Create a new dataframe with information with only account number and coordinates

account_loc_inf <- transactionData[match(unique(transactionData$account),transactionData$account), c("account","long_lat")]
account_loc_inf$long <- as.numeric(substr(account_loc_inf$long_lat,1,6))
account_loc_inf$lat <- as.numeric(substr(account_loc_inf$long_lat,8,13))
head(account_loc_inf)

Create a function to find the state given the coordinates

coords_state <- function(coords_state, loc_inf,state_name){
        loc_inf$states <- ifelse(loc_inf$long <= coords_state[[1]][3] & 
                                 loc_inf$long >= coords_state[[1]][1] &
                                 loc_inf$lat <=  coords_state[[1]][4] & 
                                 loc_inf$lat >= coords_state[[1]][2], 
                                 state_name,loc_inf$states)
}

Define the coordinates for each state

coords_NSW <- as.data.frame(c(140.9993, -37.50503, 153.6299, -28.15703 ),c("xmin","ymin","xmax","ymax"))
coords_VIC <- as.data.frame(c(140.9617, -39.13396, 149.9763, -33.99605 ),c("xmin","ymin","xmax","ymax"))
coords_QLD <- as.data.frame(c(137.9943, -29.17719, 153.5522, -9.229287 ),c("xmin","ymin","xmax","ymax"))
coords_SA <- as.data.frame(c(129.0013, -38.06, 141.003, -25.99638 ),c("xmin","ymin","xmax","ymax"))
coords_WA <- as.data.frame(c(112.9211, -35.12228, 129.0019, -13.74142 ),c("xmin","ymin","xmax","ymax"))
coords_TAS <- as.data.frame(c(143.8353, -43.63203, 148.4472, -39.45196 ),c("xmin","ymin","xmax","ymax"))
coords_NT <- as.data.frame(c(129.0005, -25.99862, 137.9991, -10.97392 ),c("xmin","ymin","xmax","ymax"))
coords_ACT <- as.data.frame(c(148.7628, -148.7628, 149.3972, -35.12442 ),c("xmin","ymin","xmax","ymax"))
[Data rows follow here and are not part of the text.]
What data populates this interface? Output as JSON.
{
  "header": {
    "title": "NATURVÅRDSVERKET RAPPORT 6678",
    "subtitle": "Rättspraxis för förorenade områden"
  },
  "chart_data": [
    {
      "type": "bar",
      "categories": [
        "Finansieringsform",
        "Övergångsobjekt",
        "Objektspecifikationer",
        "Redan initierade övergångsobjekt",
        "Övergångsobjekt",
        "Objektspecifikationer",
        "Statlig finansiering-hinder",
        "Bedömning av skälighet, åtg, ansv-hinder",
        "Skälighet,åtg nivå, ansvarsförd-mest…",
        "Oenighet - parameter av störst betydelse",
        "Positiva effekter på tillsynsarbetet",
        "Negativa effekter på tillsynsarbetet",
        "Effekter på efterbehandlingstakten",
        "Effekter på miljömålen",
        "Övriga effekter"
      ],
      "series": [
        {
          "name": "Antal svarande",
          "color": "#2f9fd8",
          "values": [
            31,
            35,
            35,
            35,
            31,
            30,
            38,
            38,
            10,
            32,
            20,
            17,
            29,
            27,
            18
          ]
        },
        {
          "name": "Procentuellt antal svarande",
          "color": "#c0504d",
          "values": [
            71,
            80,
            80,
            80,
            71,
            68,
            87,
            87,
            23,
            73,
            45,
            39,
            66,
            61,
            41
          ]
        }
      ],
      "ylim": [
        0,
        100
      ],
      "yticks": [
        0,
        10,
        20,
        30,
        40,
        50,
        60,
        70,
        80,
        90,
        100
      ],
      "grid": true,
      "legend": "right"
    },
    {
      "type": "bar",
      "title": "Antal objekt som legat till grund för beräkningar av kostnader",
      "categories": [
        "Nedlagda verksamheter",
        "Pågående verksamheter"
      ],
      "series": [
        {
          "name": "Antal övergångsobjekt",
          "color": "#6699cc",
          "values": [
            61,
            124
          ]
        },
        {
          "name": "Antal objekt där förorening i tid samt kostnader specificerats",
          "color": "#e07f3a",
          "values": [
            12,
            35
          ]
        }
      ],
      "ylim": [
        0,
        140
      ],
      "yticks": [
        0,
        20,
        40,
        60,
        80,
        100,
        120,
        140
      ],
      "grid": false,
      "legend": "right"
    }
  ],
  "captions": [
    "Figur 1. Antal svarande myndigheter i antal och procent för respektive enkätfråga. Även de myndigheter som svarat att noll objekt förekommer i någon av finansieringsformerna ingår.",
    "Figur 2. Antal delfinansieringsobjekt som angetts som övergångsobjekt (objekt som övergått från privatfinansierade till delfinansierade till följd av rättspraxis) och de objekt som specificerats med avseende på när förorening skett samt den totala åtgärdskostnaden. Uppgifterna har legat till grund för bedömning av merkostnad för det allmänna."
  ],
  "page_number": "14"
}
Update the location information dataframe with states

account_loc_inf$states <- NA

account_loc_inf$states <- coords_state(coords_NSW, account_loc_inf, "NSW")
account_loc_inf$states <- coords_state(coords_VIC, account_loc_inf, "VIC")
account_loc_inf$states <- coords_state(coords_QLD, account_loc_inf, "QLD")
account_loc_inf$states <- coords_state(coords_SA, account_loc_inf, "SA")
account_loc_inf$states <- coords_state(coords_WA, account_loc_inf, "WA")
account_loc_inf$states <- coords_state(coords_TAS, account_loc_inf, "TAS")
account_loc_inf$states <- coords_state(coords_NT, account_loc_inf, "NT")
account_loc_inf$states <- coords_state(coords_ACT, account_loc_inf, "ACT")

head(account_loc_inf)

Make a bar plot to display the location distribution of customers

#### Create a dataframe with the number of cusomters in each state
state_freq_df <- as.data.frame(table(account_loc_inf$states))

#### Make a bar plot 
barplot(state_freq_df$Freq, names.arg = state_freq_df$Var1,
        cex.names = 0.6,
        xlab = "States", ylab = "The number of customers",
        main = "The Number of Cusotmers in Each State"
        )

As the plot shown above, most of customers are from Victoria and New South Wales states.